Les outils de protection spécifiques aux éléments les plus remarquables ou menacés du littoral

  • Le Conservatoire du littoral, établissement public administratif créé en 1975, mène une politique foncière de protection définitive des espaces naturels et des paysages. Il est compétent pour intervenir dans les territoires côtiers, sur les lacs de plus de 1 000 hectares et sur le domaine public maritime naturel. Son objectif est de protéger 270 000 hectares d’espaces naturels à l’horizon 2050, ce qui, en prenant en compte les Espaces Naturels Sensibles des départements et les forêts domaniales, permettrait d’atteindre la sauvegarde définitive du « tiers naturel » du littoral. Au 1er août 2016, le domaine protégé par le Conservatoire du littoral est de 166 305 hectares, représentant 1 450 km de rivages et 750 sites naturels.
  • Côté mer, le réseau d’espaces protégés est confiée à l’Agence des aires marines protégées. Cet autre établissement public administratif créé en 2006 a pour missions l’appui aux politiques publiques de création et de gestion d’aires marines protégées sur l’ensemble du domaine maritime français ; l’animation du réseau des aires marines protégées ; le soutien technique et financier aux parcs naturels marins ; le renforcement du potentiel français dans les négociations internationales sur la mer.
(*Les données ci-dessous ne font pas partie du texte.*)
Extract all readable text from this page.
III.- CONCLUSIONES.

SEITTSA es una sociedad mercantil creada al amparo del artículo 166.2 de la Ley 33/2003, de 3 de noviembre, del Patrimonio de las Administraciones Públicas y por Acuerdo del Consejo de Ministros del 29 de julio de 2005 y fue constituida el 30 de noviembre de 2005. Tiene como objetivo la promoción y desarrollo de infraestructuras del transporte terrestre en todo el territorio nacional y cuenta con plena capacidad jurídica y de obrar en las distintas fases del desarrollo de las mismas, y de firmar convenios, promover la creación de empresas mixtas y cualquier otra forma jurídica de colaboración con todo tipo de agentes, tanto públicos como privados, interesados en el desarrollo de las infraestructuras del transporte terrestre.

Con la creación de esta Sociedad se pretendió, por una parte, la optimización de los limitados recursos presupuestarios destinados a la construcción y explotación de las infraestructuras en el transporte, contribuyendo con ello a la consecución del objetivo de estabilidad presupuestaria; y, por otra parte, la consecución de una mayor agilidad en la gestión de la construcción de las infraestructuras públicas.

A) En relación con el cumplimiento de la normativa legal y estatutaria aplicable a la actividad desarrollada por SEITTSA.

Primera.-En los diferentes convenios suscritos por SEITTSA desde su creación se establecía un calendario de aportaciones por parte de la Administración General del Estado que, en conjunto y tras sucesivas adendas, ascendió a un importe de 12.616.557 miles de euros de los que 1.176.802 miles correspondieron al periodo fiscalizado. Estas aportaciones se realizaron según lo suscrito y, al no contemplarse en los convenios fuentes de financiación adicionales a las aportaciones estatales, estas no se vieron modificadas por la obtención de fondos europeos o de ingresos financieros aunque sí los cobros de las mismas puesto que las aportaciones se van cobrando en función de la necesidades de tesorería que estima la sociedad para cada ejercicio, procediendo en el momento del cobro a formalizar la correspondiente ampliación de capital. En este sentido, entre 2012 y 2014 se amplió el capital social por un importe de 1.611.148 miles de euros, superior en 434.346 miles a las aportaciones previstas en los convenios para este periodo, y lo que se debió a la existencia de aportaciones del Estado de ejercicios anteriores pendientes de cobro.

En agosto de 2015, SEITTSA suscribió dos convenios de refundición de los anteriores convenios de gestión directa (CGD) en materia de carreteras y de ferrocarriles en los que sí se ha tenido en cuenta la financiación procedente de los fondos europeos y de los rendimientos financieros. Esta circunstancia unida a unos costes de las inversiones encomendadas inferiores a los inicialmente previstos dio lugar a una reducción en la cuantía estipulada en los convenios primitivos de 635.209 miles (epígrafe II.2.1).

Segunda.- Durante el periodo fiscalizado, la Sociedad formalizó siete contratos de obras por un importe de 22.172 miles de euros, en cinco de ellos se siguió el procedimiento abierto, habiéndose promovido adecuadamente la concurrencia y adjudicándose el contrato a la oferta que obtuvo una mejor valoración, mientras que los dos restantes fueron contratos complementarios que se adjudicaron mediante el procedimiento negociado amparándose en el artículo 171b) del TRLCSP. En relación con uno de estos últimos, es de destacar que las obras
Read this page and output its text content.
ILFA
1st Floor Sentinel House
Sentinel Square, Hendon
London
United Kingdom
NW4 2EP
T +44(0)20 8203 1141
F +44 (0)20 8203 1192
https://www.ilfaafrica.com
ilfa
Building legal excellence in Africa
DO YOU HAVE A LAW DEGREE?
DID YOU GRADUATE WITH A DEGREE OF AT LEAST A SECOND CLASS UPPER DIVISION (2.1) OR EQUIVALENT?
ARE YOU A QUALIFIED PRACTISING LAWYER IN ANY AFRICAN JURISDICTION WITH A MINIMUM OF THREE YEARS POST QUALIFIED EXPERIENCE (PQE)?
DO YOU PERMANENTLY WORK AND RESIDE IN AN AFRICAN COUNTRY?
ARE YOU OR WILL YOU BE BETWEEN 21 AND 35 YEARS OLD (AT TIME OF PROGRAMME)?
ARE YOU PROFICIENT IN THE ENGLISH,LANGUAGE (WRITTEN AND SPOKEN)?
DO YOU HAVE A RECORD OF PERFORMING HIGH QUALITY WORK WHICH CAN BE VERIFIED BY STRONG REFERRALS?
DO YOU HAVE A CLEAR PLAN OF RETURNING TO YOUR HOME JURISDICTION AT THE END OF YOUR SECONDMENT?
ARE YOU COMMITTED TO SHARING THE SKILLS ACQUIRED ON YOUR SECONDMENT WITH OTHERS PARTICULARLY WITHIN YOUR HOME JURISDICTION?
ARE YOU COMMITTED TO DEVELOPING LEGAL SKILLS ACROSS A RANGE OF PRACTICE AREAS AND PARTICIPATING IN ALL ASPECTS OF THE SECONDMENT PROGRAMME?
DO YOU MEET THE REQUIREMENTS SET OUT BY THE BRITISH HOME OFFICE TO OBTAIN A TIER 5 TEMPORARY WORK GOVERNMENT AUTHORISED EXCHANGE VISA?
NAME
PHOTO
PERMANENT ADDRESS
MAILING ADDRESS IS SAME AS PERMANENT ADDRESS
On compte pour l’instant huit parcs naturels marins : PNM d’IroisePNM de MayottePNM du golfe du LionPNM des GlorieusesPNM des estuaires picards et de la mer d’OpalePNM du bassin d’ArcachonPNM de l’estuaire de la Gironde et de la mer des PertuisPNM du cap Corse et de l’Agriate.
  • Le réseau Natura 2000 est un ensemble de sites naturels européens, terrestres et marins, identifiés pour la rareté ou la fragilité des espèces sauvages, animales ou végétales, et de leurs habitats. Natura 2000 concilie préservation de la nature et préoccupations socio-économiques. En France, le réseau comprend 1758 sites.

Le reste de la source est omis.